GHQの大学処分

by 岡崎匡史 November 7th, 2020

blog182.jpgFrom: 岡崎 匡史
研究室より

マッカーサー元帥は、キリスト教系の大学に気を配っていた。
しかし同時に、GHQの命令によって廃校になった大学もあります。

1945(昭和20)年12月15日、GHQから「神道指令」が発令され、軍国主義・超国家主義の解体へと向かった。「神道指令」は、さまざまな規制や禁止事項を日本政府に命じました。

具体的には、、、

(1)国や地方公共団体、公務員などが、神道を保護することの禁止
(2)神社ならびに神道に対する公的機関の経済的援助の禁止
(3)公立機関の教育機関が、神道の教義を広めることの禁止
(4)神祇院の廃止
(5)『国体の本義』『臣民の道』の配布禁止
(6)「大東亜戦争」「八紘一宇」などの国家神道・軍国主義を連想させる言葉を公文書で使用することの禁止
(7)国公立の学校、あるいはその職場に神棚を設置することの禁止
(8)公務員や一般市民、学生などが公の資格で神社や神道儀式に参拝することの禁止

神道系大学の処分


1882(明治15)年、久邇宮朝彦親王(くにのみや あさひこしんのう・1824〜1891)の命旨によって設立された三重県伊勢の神宮皇學館大学。建学精神を「皇国ノ道義ヲ講ジ、皇国ノ文学ヲ修メ、之ヲ実際ニ運用セシメ、以テ倫常ヲ厚ウシ、文明ヲ補ハントスルニ在リ」と掲げていた。

GHQは、神宮皇學館大学の存在を見過ごすことはできない。神道の研究調査、皇学研究、神官の養成を目的とする官立の神宮皇學館大学は、「神道指令」で禁止した「神道教育を目的とする教育機関を国の費用で経営すること」に抵触したからです。

1946(昭和21)年3月31日をもって、神宮皇學館大學は63年間の歴史に幕を閉じた。1962(昭和37)年4月、首相を務めた吉田茂(1878〜1967)が神宮皇學館大学の総長となって再建します。

国体の講明


神宮皇學館大学と双璧をなし、「国体の講明」を建学の精神としている國學院大學も、「国体」という言葉に敏感なGHQからすれば当然調査の対象でした。

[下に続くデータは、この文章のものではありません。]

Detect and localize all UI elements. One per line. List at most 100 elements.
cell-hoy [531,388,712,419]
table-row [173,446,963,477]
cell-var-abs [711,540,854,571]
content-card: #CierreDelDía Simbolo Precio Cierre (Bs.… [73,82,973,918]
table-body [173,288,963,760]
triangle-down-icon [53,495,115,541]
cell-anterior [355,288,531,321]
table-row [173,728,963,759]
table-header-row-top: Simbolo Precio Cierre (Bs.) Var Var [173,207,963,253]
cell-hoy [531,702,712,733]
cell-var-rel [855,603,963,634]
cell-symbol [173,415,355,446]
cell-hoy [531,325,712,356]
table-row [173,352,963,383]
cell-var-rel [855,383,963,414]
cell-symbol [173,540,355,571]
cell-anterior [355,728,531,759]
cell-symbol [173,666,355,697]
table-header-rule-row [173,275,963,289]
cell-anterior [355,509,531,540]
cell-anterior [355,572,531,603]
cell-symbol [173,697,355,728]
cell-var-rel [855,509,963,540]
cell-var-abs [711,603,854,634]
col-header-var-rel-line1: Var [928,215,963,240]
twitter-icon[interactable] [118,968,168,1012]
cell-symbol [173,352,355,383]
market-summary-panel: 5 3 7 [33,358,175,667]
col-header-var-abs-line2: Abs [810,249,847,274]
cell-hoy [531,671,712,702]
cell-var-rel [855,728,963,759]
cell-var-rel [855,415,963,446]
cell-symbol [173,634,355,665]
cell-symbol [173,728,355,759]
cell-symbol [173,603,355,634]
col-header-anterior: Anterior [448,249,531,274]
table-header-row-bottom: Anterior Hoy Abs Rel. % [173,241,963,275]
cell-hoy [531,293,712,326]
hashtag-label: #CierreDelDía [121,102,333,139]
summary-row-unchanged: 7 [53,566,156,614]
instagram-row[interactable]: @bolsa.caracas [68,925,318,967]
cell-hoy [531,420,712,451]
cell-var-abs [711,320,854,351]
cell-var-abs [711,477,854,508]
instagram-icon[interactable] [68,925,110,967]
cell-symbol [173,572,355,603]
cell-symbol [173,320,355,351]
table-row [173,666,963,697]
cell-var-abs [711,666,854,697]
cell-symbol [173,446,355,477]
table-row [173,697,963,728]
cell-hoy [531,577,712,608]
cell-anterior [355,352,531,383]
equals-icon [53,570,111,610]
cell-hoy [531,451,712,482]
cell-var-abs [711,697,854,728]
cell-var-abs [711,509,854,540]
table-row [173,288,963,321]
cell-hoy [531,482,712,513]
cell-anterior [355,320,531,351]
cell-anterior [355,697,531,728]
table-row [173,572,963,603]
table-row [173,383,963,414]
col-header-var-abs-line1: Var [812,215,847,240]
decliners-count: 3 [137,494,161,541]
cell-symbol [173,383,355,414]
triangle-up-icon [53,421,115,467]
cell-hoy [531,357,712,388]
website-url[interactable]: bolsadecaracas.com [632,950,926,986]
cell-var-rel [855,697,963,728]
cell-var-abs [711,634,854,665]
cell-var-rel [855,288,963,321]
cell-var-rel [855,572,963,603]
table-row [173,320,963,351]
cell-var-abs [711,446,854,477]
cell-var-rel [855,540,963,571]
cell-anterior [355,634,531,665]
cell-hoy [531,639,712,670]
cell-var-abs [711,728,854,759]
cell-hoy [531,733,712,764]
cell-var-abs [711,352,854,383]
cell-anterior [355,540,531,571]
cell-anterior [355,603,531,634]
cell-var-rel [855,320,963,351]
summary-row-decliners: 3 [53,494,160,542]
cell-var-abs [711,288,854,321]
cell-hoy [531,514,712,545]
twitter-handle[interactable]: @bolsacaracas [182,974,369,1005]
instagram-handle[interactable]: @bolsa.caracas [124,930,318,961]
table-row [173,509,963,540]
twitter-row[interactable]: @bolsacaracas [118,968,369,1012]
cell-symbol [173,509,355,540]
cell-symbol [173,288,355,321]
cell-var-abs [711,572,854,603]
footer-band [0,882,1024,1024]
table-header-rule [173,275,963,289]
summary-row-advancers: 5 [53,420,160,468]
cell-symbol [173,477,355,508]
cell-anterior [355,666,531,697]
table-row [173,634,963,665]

1945(昭和20)年12月3日から翌年5月14日まで5回にわたって、GHQ係官が授業内容を調査。國學院大學は私立大学なので廃校の危機からは免れたが、佐佐木行忠学長、河野省三前学長が追放。神道関係の教授では、小野祖教、岸本芳雄などが教職追放された。

戦前の日本で「滝川事件」や「天皇機関説事件」で、「学問の自由」が国家権力によって侵害された歴史と、GHQの「学問の自由」を確保するための大学介入は皮肉な出来事である。

「神道指令」の直接の適用によって廃校が決定的になったのは、官立の神宮皇學館大学だけに留まる。しかし、国策に迎合した研究機関や神道系の講座は、GHQの有無を言わさぬ圧力の前に、自己改革を促される。


ー岡崎 匡史

PS. 以下の文献を参考にしました。
・國學院大學八十五年史編纂委員会『國學院大學八十五年史』(國學院大學、1970年)
・神社新報社編『神道指令と戦後の神道』(神道新報社、1971年)
・山本礼子『米国対日占領下における「教職追放」と教職適格審査』(学術出版会、2007年)

この記事の著者

岡崎匡史

岡崎匡史

日本大学大学院総合科学研究科博士課程修了。博士(学術)学位取得。西鋭夫に師事し、博士論文を書き上げ、著書『日本占領と宗教改革』は、大平正芳記念賞特別賞・国際文化表現学会学会賞・日本法政学会賞奨励賞を受賞。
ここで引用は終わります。